I don't think that you can beat the fit at Signature Cycles but it ain't cheap. I had one five years ago and it was $375 then. That being said, the fitter spent three hours with me and changed my position on the bike substantially. It took me a while to get used to the new position but then it really helped make me more efficient. 

I can't comment on R&A's fits because I don't know anyone who has been fit there. I will say that if their fittings are anything like the other services they offer I would avoid them. There's a reason why most of their sales come from the Internet.

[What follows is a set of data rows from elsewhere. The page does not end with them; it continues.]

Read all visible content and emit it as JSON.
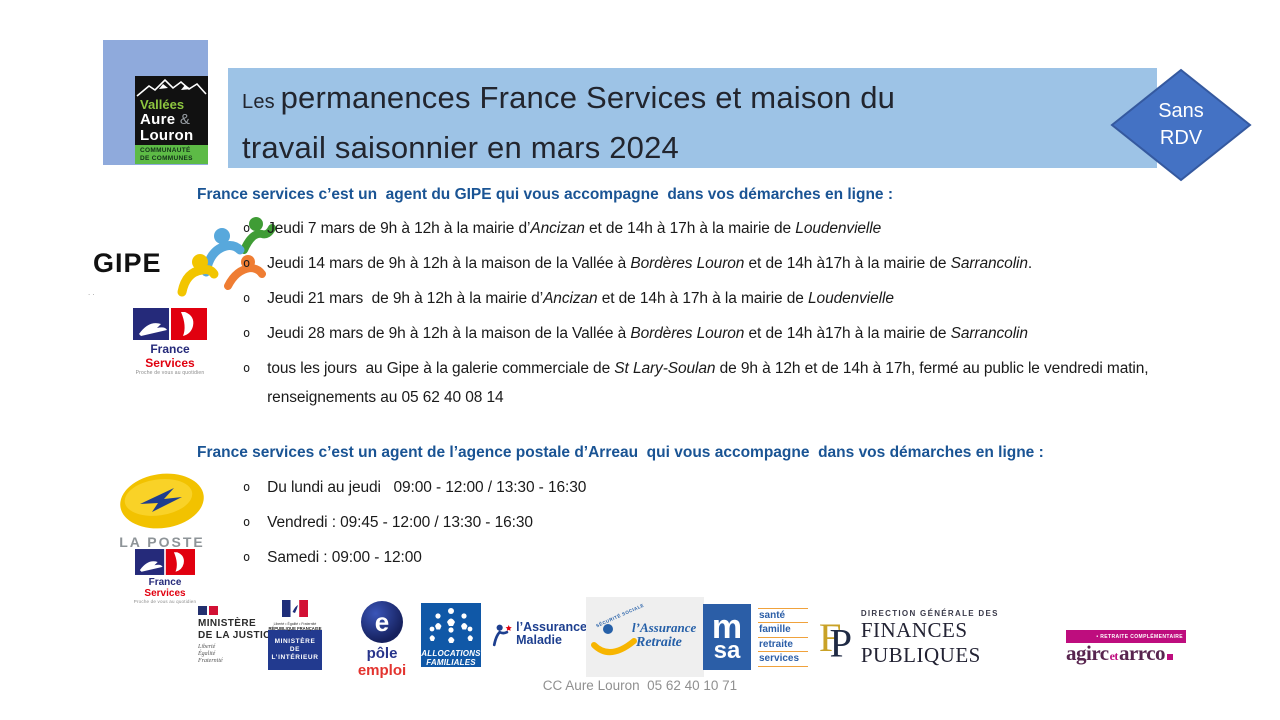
{
  "colors": {
    "banner_bg": "#9DC3E6",
    "org_logo_bg": "#8FAADC",
    "badge_fill": "#4472C4",
    "badge_border": "#35599F",
    "heading_blue": "#1A5494",
    "body_text": "#1a1a1a",
    "footer_gray": "#909090"
  },
  "org_logo": {
    "name1": "Vallées",
    "name2": "Aure",
    "amp": "&",
    "name3": "Louron",
    "sub1": "COMMUNAUTÉ",
    "sub2": "DE COMMUNES"
  },
  "title": {
    "prefix": "Les ",
    "line1_rest": "permanences France Services et maison du",
    "line2": "travail saisonnier en mars 2024"
  },
  "badge": {
    "line1": "Sans",
    "line2": "RDV"
  },
  "gipe_logo": {
    "text": "GIPE",
    "dots": ". ."
  },
  "fs_logo": {
    "name1": "France",
    "name2": " Services",
    "tagline": "Proche de vous au quotidien"
  },
  "laposte_logo": {
    "text": "LA POSTE"
  },
  "sections": [
    {
      "heading": "France services c’est un  agent du GIPE qui vous accompagne  dans vos démarches en ligne :",
      "bullet": "o",
      "items": [
        [
          {
            "t": "Jeudi 7 mars de 9h à 12h à la mairie d’"
          },
          {
            "t": "Ancizan",
            "i": true
          },
          {
            "t": " et de 14h à 17h à la mairie de "
          },
          {
            "t": "Loudenvielle",
            "i": true
          }
        ],
        [
          {
            "t": "Jeudi 14 mars de 9h à 12h à la maison de la Vallée à "
          },
          {
            "t": "Bordères Louron",
            "i": true
          },
          {
            "t": " et de 14h à17h à la mairie de "
          },
          {
            "t": "Sarrancolin",
            "i": true
          },
          {
            "t": "."
          }
        ],
        [
          {
            "t": "Jeudi 21 mars  de 9h à 12h à la mairie d’"
          },
          {
            "t": "Ancizan",
            "i": true
          },
          {
            "t": " et de 14h à 17h à la mairie de "
          },
          {
            "t": "Loudenvielle",
            "i": true
          }
        ],
        [
          {
            "t": "Jeudi 28 mars de 9h à 12h à la maison de la Vallée à "
          },
          {
            "t": "Bordères Louron",
            "i": true
          },
          {
            "t": " et de 14h à17h à la mairie de "
          },
          {
            "t": "Sarrancolin",
            "i": true
          }
        ],
        [
          {
            "t": "tous les jours  au Gipe à la galerie commerciale de "
          },
          {
            "t": "St Lary-Soulan",
            "i": true
          },
          {
            "t": " de 9h à 12h et de 14h à 17h, fermé au public le vendredi matin, renseignements au 05 62 40 08 14"
          }
        ]
      ]
    },
    {
      "heading": "France services c’est un agent de l’agence postale d’Arreau  qui vous accompagne  dans vos démarches en ligne :",
      "bullet": "o",
      "items": [
        [
          {
            "t": "Du lundi au jeudi   09:00 - 12:00 / 13:30 - 16:30"
          }
        ],
        [
          {
            "t": "Vendredi : 09:45 - 12:00 / 13:30 - 16:30"
          }
        ],
        [
          {
            "t": "Samedi : 09:00 - 12:00"
          }
        ]
      ]
    }
  ],
  "footer_logos": {
    "justice": {
      "line1": "MINISTÈRE",
      "line2": "DE LA JUSTICE",
      "motto1": "Liberté",
      "motto2": "Égalité",
      "motto3": "Fraternité"
    },
    "interieur": {
      "motto": "Liberté • Égalité • Fraternité",
      "rep": "RÉPUBLIQUE FRANÇAISE",
      "line1": "MINISTÈRE",
      "line2": "DE",
      "line3": "L’INTÉRIEUR"
    },
    "pole_emploi": {
      "letter": "e",
      "word1": "pôle ",
      "word2": "emploi"
    },
    "caf": {
      "line1": "ALLOCATIONS",
      "line2": "FAMILIALES"
    },
    "maladie": {
      "line1": "l’Assurance",
      "line2": "Maladie"
    },
    "retraite": {
      "arc": "SÉCURITÉ SOCIALE",
      "line1": "l’Assurance",
      "line2": "Retraite"
    },
    "msa": {
      "letter_top": "m",
      "letter_bottom": "sa",
      "word1": "santé",
      "word2": "famille",
      "word3": "retraite",
      "word4": "services"
    },
    "dgfip": {
      "mono1": "F",
      "mono2": "P",
      "small": "DIRECTION GÉNÉRALE DES",
      "big": "FINANCES PUBLIQUES"
    },
    "agirc": {
      "tag": "• RETRAITE COMPLÉMENTAIRE",
      "name1": "agirc",
      "et": "et",
      "name2": "arrco"
    }
  },
  "footer": {
    "text": "CC Aure Louron  05 62 40 10 71"
  }
}
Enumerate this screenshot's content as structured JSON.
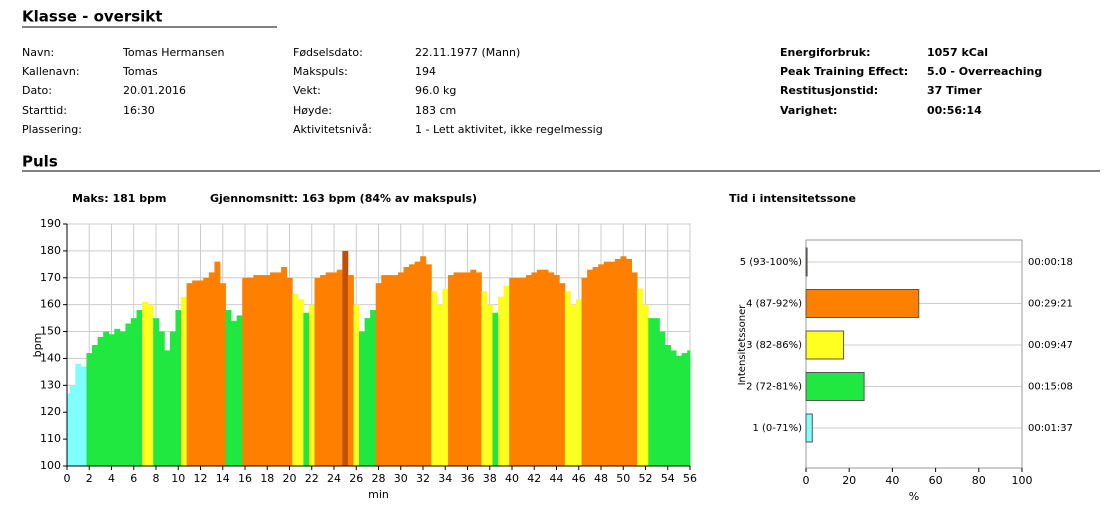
{
  "header": {
    "title": "Klasse - oversikt"
  },
  "info": {
    "col1": [
      {
        "label": "Navn:",
        "value": "Tomas Hermansen"
      },
      {
        "label": "Kallenavn:",
        "value": "Tomas"
      },
      {
        "label": "Dato:",
        "value": "20.01.2016"
      },
      {
        "label": "Starttid:",
        "value": "16:30"
      },
      {
        "label": "Plassering:"
      }
    ],
    "col2": [
      {
        "label": "Fødselsdato:",
        "value": "22.11.1977 (Mann)"
      },
      {
        "label": "Makspuls:",
        "value": "194"
      },
      {
        "label": "Vekt:",
        "value": "96.0 kg"
      },
      {
        "label": "Høyde:",
        "value": "183 cm"
      },
      {
        "label": "Aktivitetsnivå:",
        "value": "1 - Lett aktivitet, ikke regelmessig"
      }
    ],
    "col3": [
      {
        "label": "Energiforbruk:",
        "value": "1057 kCal"
      },
      {
        "label": "Peak Training Effect:",
        "value": "5.0 - Overreaching"
      },
      {
        "label": "Restitusjonstid:",
        "value": "37 Timer"
      },
      {
        "label": "Varighet:",
        "value": "00:56:14"
      }
    ]
  },
  "section": "Puls",
  "stats": {
    "max": "Maks: 181 bpm",
    "avg": "Gjennomsnitt: 163 bpm (84% av makspuls)"
  },
  "chart_data": [
    {
      "type": "area",
      "xlabel": "min",
      "ylabel": "bpm",
      "xlim": [
        0,
        56
      ],
      "xticks": [
        0,
        2,
        4,
        6,
        8,
        10,
        12,
        14,
        16,
        18,
        20,
        22,
        24,
        26,
        28,
        30,
        32,
        34,
        36,
        38,
        40,
        42,
        44,
        46,
        48,
        50,
        52,
        54,
        56
      ],
      "ylim": [
        100,
        190
      ],
      "yticks": [
        100,
        110,
        120,
        130,
        140,
        150,
        160,
        170,
        180,
        190
      ],
      "grid": true,
      "x": [
        0,
        0.5,
        1,
        1.5,
        2,
        2.5,
        3,
        3.5,
        4,
        4.5,
        5,
        5.5,
        6,
        6.5,
        7,
        7.5,
        8,
        8.5,
        9,
        9.5,
        10,
        10.5,
        11,
        11.5,
        12,
        12.5,
        13,
        13.5,
        14,
        14.5,
        15,
        15.5,
        16,
        16.5,
        17,
        17.5,
        18,
        18.5,
        19,
        19.5,
        20,
        20.5,
        21,
        21.5,
        22,
        22.5,
        23,
        23.5,
        24,
        24.5,
        25,
        25.5,
        26,
        26.5,
        27,
        27.5,
        28,
        28.5,
        29,
        29.5,
        30,
        30.5,
        31,
        31.5,
        32,
        32.5,
        33,
        33.5,
        34,
        34.5,
        35,
        35.5,
        36,
        36.5,
        37,
        37.5,
        38,
        38.5,
        39,
        39.5,
        40,
        40.5,
        41,
        41.5,
        42,
        42.5,
        43,
        43.5,
        44,
        44.5,
        45,
        45.5,
        46,
        46.5,
        47,
        47.5,
        48,
        48.5,
        49,
        49.5,
        50,
        50.5,
        51,
        51.5,
        52,
        52.5,
        53,
        53.5,
        54,
        54.5,
        55,
        55.5,
        56
      ],
      "series": [
        {
          "name": "Puls",
          "values": [
            127,
            130,
            138,
            137,
            142,
            145,
            148,
            150,
            149,
            151,
            150,
            153,
            155,
            158,
            161,
            160,
            155,
            150,
            143,
            150,
            158,
            163,
            168,
            169,
            169,
            170,
            172,
            176,
            168,
            158,
            154,
            156,
            170,
            170,
            171,
            171,
            171,
            172,
            172,
            174,
            170,
            164,
            162,
            157,
            160,
            170,
            171,
            172,
            172,
            173,
            180,
            171,
            160,
            150,
            155,
            158,
            168,
            171,
            171,
            171,
            172,
            174,
            175,
            176,
            178,
            175,
            165,
            160,
            166,
            171,
            172,
            172,
            172,
            173,
            172,
            165,
            160,
            157,
            163,
            167,
            170,
            170,
            170,
            171,
            172,
            173,
            173,
            172,
            171,
            168,
            165,
            160,
            162,
            170,
            173,
            174,
            175,
            176,
            176,
            177,
            178,
            177,
            172,
            166,
            160,
            155,
            155,
            150,
            145,
            143,
            141,
            142,
            143
          ]
        }
      ]
    },
    {
      "type": "hbar",
      "title": "Tid i intensitetssone",
      "ylabel": "Intensitetssoner",
      "xlabel": "%",
      "xlim": [
        0,
        100
      ],
      "xticks": [
        0,
        20,
        40,
        60,
        80,
        100
      ],
      "grid": true,
      "categories": [
        "1 (0-71%)",
        "2 (72-81%)",
        "3 (82-86%)",
        "4 (87-92%)",
        "5 (93-100%)"
      ],
      "values": [
        2.9,
        26.9,
        17.4,
        52.2,
        0.5
      ],
      "value_labels": [
        "00:01:37",
        "00:15:08",
        "00:09:47",
        "00:29:21",
        "00:00:18"
      ],
      "colors": [
        "#80ffff",
        "#20e840",
        "#ffff20",
        "#ff8000",
        "#c05000"
      ]
    }
  ]
}
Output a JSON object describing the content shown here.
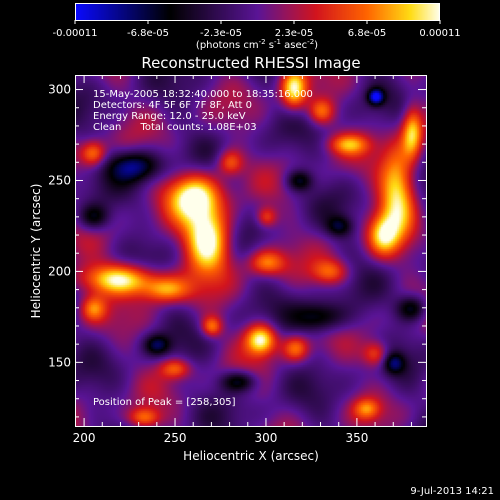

You might contact Mark at ifixbyx. He's a great mechanic and a super nice guy. I don't think that they do fittings but he might be able to recommend someone.


----------



## Bobonli (May 8, 2008)

I used Signature last month. $375 for about three hours of measurements, tips and tweaks. I went in with a cranky knee and frequent shoulder aches from old bar placement. my bike is so much more comfortable and enjoyable. They are top notch pros.


----------



## byrdman (Aug 12, 2009)

Fincraft & Signature are the best fitters that I know. Proper fit is essential if you want to ride long and hard.


----------



## trener1 (Jan 22, 2004)

I have had knee issues for years.
I recently bought new shoes, and went to Bicycle habitat in Park Slope to get my cleats fit/positioned properly and the results are amazing.
They do full fits as well, but for me just the cleat positioning made a huge difference. 
If you go ask for Libby she is the one that fit me.


----------



## greg12666 (Mar 29, 2012)

R&A fit me but I am constantly tweaking the fit. If you ride more than 4 times a week you will see what I mean. If you stretch a lot and lose weight you will need to make the adjustments.


----------



## ky3000 (Jun 17, 2010)

Alessandro Matteucci of Bensonhurst, Bklyn

http://www.italianschoolofcycling.com/

by far the best fitting that I have ever had done.


----------



## Bob Ross (Apr 18, 2006)

Dumbod said:


> I can't comment on R&A's fits because I don't know anyone who has been fit there. *I will say that if their fittings are anything like the other services they offer I would avoid them*.


^^^This


----------



## byrdman (Aug 12, 2009)

25 yrs. old & bad knees whats up with that? If the fit is right build the mileage up slowly too much to fast can give you knee problems but at your age you shouldn't have this problem... check fit. raise seat a little.


----------



## Schwannie (Jan 28, 2010)

Go see Chad at Endurance Werx endurancewerx (dot) com

Best $250 I ever spent.


----------